Les Biches (1968)
Dans son prologue, le film présente des éléments qui avaient tout pour me plaire : la rencontre d'une fille un peu perdue (Why, Jacqueline Sassard) avec une belle femme riche (Frédérique, Stéphane Audran), de lourds sous-entendus saphiques, une villa de bord de mer, des trajets en décapotable luxueuse, un temps qui semble suspendu, une oisiveté assumée. J'avais vu le nom de Jean-Louis Trintignant au générique et, en me frottant les mains d'avance, j'attendais son arrivée au milieu de ce duo de filles si troublant.
Malheureusement, avant l'intervention d'un des mes acteurs favoris, on doit supporter les clowneries de Riais et Robèque, les deux pique-assiettes qui parasitent la villa de Frédérique et tout le film par la même occasion. Je ne comprends pas ce qu'ils font là : j'ai rarement vu des types aussi peu drôles et exaspérants. Quelle idée, mais quelle idée, de les avoir inclus dans le scénario ! Chacune de leurs apparitions est un vrai calvaire, un test renouvelé de la maîtrise de nos nerfs. Ces deux connards finissent par disparaître une demi-heure avant la fin. Ouf ! Hélas, ce qui suit ne m'a pas franchement emballé : on retombe dans une espèce de drame psychologique qui tourne doucement, tout tout doucement, au thriller. Les personnages deviennent figés, silencieux, et la si belle tension érotique du prologue a complètement disparu. L'ennui guette et le mot Fin apporte une délivrance certaine.

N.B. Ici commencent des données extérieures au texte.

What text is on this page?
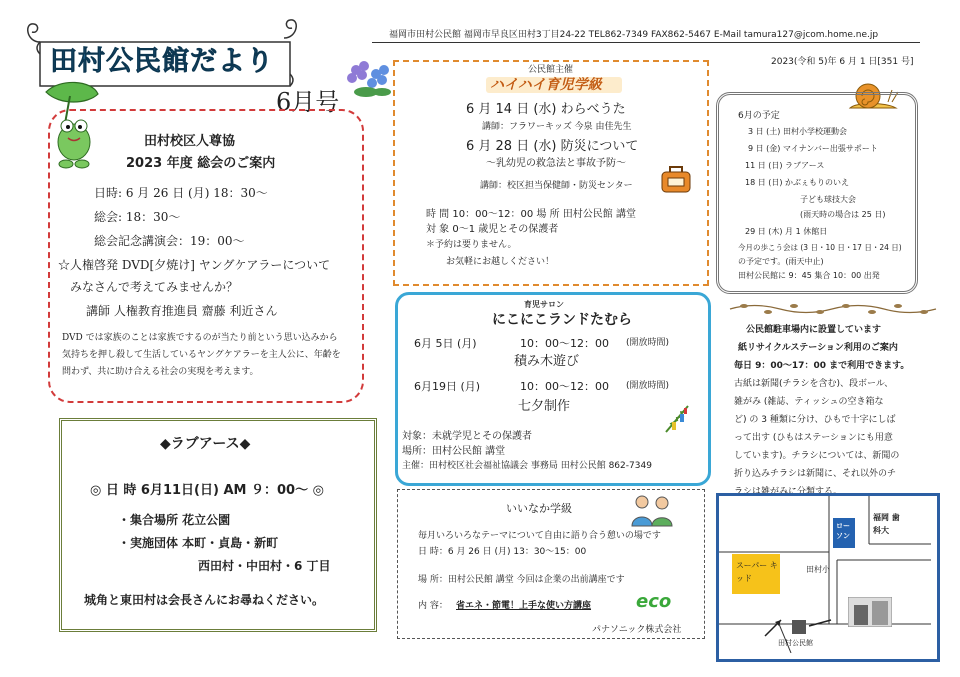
田村公民館だより
6月号
福岡市田村公民館 福岡市早良区田村3丁目24-22 TEL862-7349 FAX862-5467 E-Mail tamura127@jcom.home.ne.jp
2023(令和 5)年 6 月 1 日[351 号]
田村校区人尊協
2023 年度 総会のご案内
日時: 6 月 26 日 (月) 18：30～
総会: 18：30～
総会記念講演会：19：00～
☆人権啓発 DVD[夕焼け] ヤングケアラーについて
みなさんで考えてみませんか？
講師 人権教育推進員 齋藤 利近さん
DVD では家族のことは家族でするのが当たり前という思い込みから
気持ちを押し殺して生活しているヤングケアラーを主人公に、年齢を
問わず、共に助け合える社会の実現を考えます。
◆ラブアース◆
◎ 日 時 6月11日(日) AM ９：00～ ◎
・集合場所 花立公園
・実施団体 本町・貞島・新町
西田村・中田村・6 丁目
城角と東田村は会長さんにお尋ねください。
公民館主催
ハイハイ育児学級
6 月 14 日 (水) わらべうた
講師：フラワーキッズ 今泉 由佳先生
6 月 28 日 (水) 防災について
～乳幼児の救急法と事故予防～
講師：校区担当保健師・防災センター
時 間 10：00～12：00 場 所 田村公民館 講堂
対 象 0～1 歳児とその保護者
＊予約は要りません。
お気軽にお越しください！
育児サロン
にこにこランドたむら
6月 5日 (月)	10：00～12：00 (開放時間)
積み木遊び
6月19日 (月)	10：00～12：00 (開放時間)
七夕制作
対象：未就学児とその保護者
場所：田村公民館 講堂
主催：田村校区社会福祉協議会 事務局 田村公民館 862-7349
6月の予定
3 日 (土) 田村小学校運動会
9 日 (金) マイナンバー出張サポート
11 日 (日) ラブアース
18 日 (日) かぶぇもりのいえ
子ども球技大会
(雨天時の場合は 25 日)
29 日 (木) 月 1 休館日
今月の歩こう会は (3 日・10 日・17 日・24 日)
の予定です。(雨天中止)
田村公民館に 9：45 集合 10：00 出発
公民館駐車場内に設置しています
紙リサイクルステーション利用のご案内
毎日 9：00～17：00 まで利用できます。
古紙は新聞(チラシを含む)、段ボール、
雑がみ (雑誌、ティッシュの空き箱な
ど) の 3 種類に分け、ひもで十字にしば
って出す (ひもはステーションにも用意
しています)。チラシについては、新聞の
折り込みチラシは新聞に、それ以外のチ
ラシは雑がみに分類する。
いいなか学級
毎月いろいろなテーマについて自由に語り合う憩いの場です
日 時：6 月 26 日 (月) 13：30～15：00
場 所：田村公民館 講堂 今回は企業の出前講座です
内 容： 省エネ・節電！上手な使い方講座 eco
パナソニック株式会社
ロー ソン
福岡 歯科大
スーパー キッド
田村小
田村公民館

Il reste tout de même de splendides images et une très belle interprétation. La scène de séduction entre Jean-Louis Trintignant et Stéphane Audran est prodigieuse. En plaçant cette scène dans une maison en construction, vide, sans fenêtre et sans meuble, Claude Chabrol obtient une forme de dépouillement très théatrale qui met parfaitement en valeur la justesse des acteurs et l'universalité du propos. Ce propos c'est les jeux de l'amour, bien sûr ! De son côté, Jacqueline Sassard, mi-ingénue, mi-psychopathe, mais totalement paumée, préfigure la Sandrine Bonnaire de La Cérémonie. Mais n'anticipons pas et avançons de 2 ans avec ...
Le Boucher (1970)
Stéphane Audran toujours. Saviez-vous qu'elle était la femme de Chabrol ? Ici elle joue une institutrice fraîchement arrivée dans un petit village très chabrolien justement où, le temps d'un mariage, tous les notables nous sont présentés. Parmi eux, nous trouvons Jean Yanne, le boucher, dont la bonhomie ne peut nous laisser deviner à quel point il a été marqué par la guerre d'Algérie. Au moment où nous pressentons les prémisses d'une histoire d'amour entre nos deux protagonistes, une série de meurtres sanglants met en émoi le village.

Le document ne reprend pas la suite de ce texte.